Context is another killer. “Many organisations are thinking more about personalisation, getting to that segment of one, and that’s the opportunity digital can bring to bear,” he said. “When you boot up chat, you should have a lot of information about individuals in the first place, then build on that.”
To help, AGL is looking to tap into Watson’s real-time sentiment longer term so that if chat is in full flight and a red flag is going off, teams can tackle it in the moment.

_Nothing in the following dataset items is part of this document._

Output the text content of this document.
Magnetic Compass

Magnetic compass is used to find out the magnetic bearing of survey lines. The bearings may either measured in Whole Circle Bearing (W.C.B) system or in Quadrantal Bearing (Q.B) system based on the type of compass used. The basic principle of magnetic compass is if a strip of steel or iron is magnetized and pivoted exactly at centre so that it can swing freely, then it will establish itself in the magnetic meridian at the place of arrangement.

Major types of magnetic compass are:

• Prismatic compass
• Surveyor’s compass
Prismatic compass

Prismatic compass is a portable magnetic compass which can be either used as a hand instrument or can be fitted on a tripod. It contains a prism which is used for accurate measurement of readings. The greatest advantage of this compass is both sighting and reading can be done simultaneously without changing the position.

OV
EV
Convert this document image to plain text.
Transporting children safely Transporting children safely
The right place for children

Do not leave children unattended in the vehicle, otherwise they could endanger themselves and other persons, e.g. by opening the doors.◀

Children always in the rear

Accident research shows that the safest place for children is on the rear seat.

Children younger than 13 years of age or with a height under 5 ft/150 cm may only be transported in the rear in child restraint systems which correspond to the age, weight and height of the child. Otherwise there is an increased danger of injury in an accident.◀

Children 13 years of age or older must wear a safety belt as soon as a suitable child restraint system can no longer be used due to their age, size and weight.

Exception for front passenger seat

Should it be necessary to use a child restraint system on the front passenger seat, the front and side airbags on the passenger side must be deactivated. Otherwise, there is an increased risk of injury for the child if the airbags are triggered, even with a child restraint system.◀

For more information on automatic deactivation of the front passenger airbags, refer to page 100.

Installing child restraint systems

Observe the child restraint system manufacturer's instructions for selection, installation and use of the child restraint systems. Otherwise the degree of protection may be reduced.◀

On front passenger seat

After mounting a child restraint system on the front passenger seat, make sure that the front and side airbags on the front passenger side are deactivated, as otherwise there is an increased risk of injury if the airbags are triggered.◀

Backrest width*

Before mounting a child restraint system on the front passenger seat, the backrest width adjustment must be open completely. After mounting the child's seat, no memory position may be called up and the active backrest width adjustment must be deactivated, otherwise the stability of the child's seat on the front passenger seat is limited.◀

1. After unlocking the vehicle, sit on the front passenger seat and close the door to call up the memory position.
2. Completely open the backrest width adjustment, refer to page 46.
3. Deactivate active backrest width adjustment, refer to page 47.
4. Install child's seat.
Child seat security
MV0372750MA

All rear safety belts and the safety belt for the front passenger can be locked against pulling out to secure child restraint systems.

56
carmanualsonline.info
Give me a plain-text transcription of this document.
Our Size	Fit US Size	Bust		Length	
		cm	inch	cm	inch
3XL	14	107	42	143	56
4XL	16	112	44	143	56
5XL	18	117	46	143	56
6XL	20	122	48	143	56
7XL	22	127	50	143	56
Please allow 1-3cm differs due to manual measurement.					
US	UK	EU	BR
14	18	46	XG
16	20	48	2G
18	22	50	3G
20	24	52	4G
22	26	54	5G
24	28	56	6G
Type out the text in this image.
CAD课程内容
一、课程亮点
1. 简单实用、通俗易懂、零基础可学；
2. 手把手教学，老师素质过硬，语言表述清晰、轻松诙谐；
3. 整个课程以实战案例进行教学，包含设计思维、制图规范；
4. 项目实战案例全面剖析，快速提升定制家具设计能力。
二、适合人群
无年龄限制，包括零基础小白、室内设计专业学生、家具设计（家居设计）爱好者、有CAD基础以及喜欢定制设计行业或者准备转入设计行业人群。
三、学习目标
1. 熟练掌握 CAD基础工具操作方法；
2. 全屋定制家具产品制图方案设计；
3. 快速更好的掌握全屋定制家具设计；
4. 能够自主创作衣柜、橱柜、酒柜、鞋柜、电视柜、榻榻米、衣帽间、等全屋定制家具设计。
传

Lesson 7: Find the tech path of least resistance
In hindsight, if there’s one thing he’d change, King said it would have been going with IBM and LivePerson in the first place. “Find the path of least resistance. LivePerson does 50 million chats per month and has a strategic relationship with Watson. This means they plug in relatively effortlessly and we could build on the shoulders of giants,” he said.
While AGL’s chatbot is fairly limited at present, King saw a future where customer questions can be answered in different ways.
“If true listening is understanding how people feel and communicating that, then we do want to get to the point where people feel like the bot is listening,” he concluded. “That might mean your experience with a bot, even if you ask the same questions, might be different to my experience. That’s based on the data we have and what we think will work for you.”